Riad Salameh, ex-governador do banco central do Líbano, foi indiciado por embezzlement, falsificação e enriquecimento ilícito, segundo a Câmara de Acusação de Beirute. A investigação envolve ainda dois advogados, Marwan Issa el-Khoury e Michel John Tueni, por suposta apropriação de 44,8 milhões de dólares de uma conta de consultoria do banco central.
O documento obtido pela Reuters aponta que os recursos teriam saído de uma conta de consultoria mantida pelo banco. A Câmara de Acusação também autorizou ampliar apurações sobre transferências de fundos entre bancos sem aviso da Comissão de Investigação Especial do banco.
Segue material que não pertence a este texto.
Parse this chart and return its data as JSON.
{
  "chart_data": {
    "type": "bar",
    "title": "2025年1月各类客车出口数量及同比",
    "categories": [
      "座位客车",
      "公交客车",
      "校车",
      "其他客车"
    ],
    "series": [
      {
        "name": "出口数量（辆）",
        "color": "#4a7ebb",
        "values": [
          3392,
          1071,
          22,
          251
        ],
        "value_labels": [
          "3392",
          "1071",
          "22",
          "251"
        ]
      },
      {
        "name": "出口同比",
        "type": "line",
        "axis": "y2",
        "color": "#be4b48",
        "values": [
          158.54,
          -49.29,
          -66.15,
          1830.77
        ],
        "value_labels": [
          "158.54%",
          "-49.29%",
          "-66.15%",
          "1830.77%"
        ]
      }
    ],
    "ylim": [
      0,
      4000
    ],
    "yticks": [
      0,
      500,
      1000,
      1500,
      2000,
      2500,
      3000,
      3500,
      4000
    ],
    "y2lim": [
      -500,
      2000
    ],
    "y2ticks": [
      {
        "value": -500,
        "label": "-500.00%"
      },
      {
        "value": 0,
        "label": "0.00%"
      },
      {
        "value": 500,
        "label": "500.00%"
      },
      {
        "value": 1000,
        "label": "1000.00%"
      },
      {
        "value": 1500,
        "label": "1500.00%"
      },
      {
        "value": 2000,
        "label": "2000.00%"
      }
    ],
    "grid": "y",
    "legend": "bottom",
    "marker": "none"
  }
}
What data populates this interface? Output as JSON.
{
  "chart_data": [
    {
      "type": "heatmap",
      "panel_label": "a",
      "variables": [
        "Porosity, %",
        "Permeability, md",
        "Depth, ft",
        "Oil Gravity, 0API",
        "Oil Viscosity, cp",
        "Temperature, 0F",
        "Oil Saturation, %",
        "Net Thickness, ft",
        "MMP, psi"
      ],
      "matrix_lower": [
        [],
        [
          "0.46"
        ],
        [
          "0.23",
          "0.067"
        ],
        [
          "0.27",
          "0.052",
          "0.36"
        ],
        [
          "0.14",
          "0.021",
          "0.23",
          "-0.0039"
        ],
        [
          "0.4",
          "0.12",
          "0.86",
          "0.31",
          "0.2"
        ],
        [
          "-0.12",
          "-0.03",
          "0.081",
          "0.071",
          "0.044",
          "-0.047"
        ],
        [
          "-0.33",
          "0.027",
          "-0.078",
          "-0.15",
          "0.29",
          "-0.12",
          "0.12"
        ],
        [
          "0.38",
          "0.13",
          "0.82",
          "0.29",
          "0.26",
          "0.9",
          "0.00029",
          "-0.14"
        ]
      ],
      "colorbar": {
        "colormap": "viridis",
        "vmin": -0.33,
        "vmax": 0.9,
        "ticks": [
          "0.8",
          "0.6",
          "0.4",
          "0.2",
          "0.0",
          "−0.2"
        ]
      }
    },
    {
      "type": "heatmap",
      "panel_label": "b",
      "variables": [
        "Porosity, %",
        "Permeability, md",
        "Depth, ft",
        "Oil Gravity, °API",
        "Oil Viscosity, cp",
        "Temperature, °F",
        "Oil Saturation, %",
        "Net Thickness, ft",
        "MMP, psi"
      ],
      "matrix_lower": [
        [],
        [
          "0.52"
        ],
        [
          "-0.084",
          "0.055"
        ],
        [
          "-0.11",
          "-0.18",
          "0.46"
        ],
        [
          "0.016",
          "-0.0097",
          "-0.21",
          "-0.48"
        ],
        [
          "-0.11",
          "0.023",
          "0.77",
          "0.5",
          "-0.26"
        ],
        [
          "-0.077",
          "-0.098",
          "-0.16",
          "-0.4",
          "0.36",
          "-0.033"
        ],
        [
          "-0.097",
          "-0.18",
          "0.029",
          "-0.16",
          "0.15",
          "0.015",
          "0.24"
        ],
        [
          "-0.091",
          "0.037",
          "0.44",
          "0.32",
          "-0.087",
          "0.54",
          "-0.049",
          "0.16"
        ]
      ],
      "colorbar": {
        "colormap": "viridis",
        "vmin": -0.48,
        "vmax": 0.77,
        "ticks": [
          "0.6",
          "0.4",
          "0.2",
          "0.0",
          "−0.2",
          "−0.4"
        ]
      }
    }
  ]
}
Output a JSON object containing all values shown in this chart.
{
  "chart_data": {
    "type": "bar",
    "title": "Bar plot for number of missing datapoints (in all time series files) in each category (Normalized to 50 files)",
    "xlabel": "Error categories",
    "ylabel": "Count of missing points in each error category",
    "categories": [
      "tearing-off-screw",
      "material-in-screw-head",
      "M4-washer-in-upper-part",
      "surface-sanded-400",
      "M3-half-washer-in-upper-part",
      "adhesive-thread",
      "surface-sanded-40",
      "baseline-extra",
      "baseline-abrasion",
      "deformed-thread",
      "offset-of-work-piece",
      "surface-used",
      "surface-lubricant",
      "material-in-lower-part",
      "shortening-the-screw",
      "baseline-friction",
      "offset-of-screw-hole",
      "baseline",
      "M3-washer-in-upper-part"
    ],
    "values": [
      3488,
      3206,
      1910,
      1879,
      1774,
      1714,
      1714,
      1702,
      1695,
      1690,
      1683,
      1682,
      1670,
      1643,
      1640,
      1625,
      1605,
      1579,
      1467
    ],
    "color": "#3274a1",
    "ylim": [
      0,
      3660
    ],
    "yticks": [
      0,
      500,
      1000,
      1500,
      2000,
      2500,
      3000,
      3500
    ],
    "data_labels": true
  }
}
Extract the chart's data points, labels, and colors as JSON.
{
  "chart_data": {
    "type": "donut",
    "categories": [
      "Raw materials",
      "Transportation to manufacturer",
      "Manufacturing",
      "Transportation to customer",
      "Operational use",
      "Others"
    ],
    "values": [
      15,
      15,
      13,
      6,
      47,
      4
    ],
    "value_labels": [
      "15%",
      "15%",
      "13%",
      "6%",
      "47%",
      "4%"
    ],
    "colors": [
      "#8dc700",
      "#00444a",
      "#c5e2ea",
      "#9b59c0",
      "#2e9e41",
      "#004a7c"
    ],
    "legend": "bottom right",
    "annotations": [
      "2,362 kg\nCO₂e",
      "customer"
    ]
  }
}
Salameh, cujo mandato de 30 anos terminou, é alvo de investigações nacionais e internacionais, com acusações de desvio de mais de 300 milhões de dólares entre 2002 e 2015, que ele nega. O banco central informou que atuará como querelante principal em uma investigação estatal sobre a Forry Associates.
Expansão das apurações
A acusação também investiga como fundos foram movimentados entre bancos, sem comunicação à comissão interna do banco. A ação acompanha denúncias já apresentadas pelo banco contra um ex-funcionário superior, um ex-banqueiro e um advogado, por enriquecimento ilícito ligado ao uso de recursos públicos.
Envolvimento internacional
As autoridades líbias são alvo de investigações em França, Alemanha, Suíça e outras nações sobre suposto desvio de recursos. O Forry Associates, controlado pelo irmão de Salameh, Raja, é suspeito de receber comissões de bancos comerciais e repassar valores ao exterior, segundo o banco.
Observação: as informações são divulgadas pela imprensa com base em documentos oficiais do judiciário libanês e em declarações de autoridades competentes.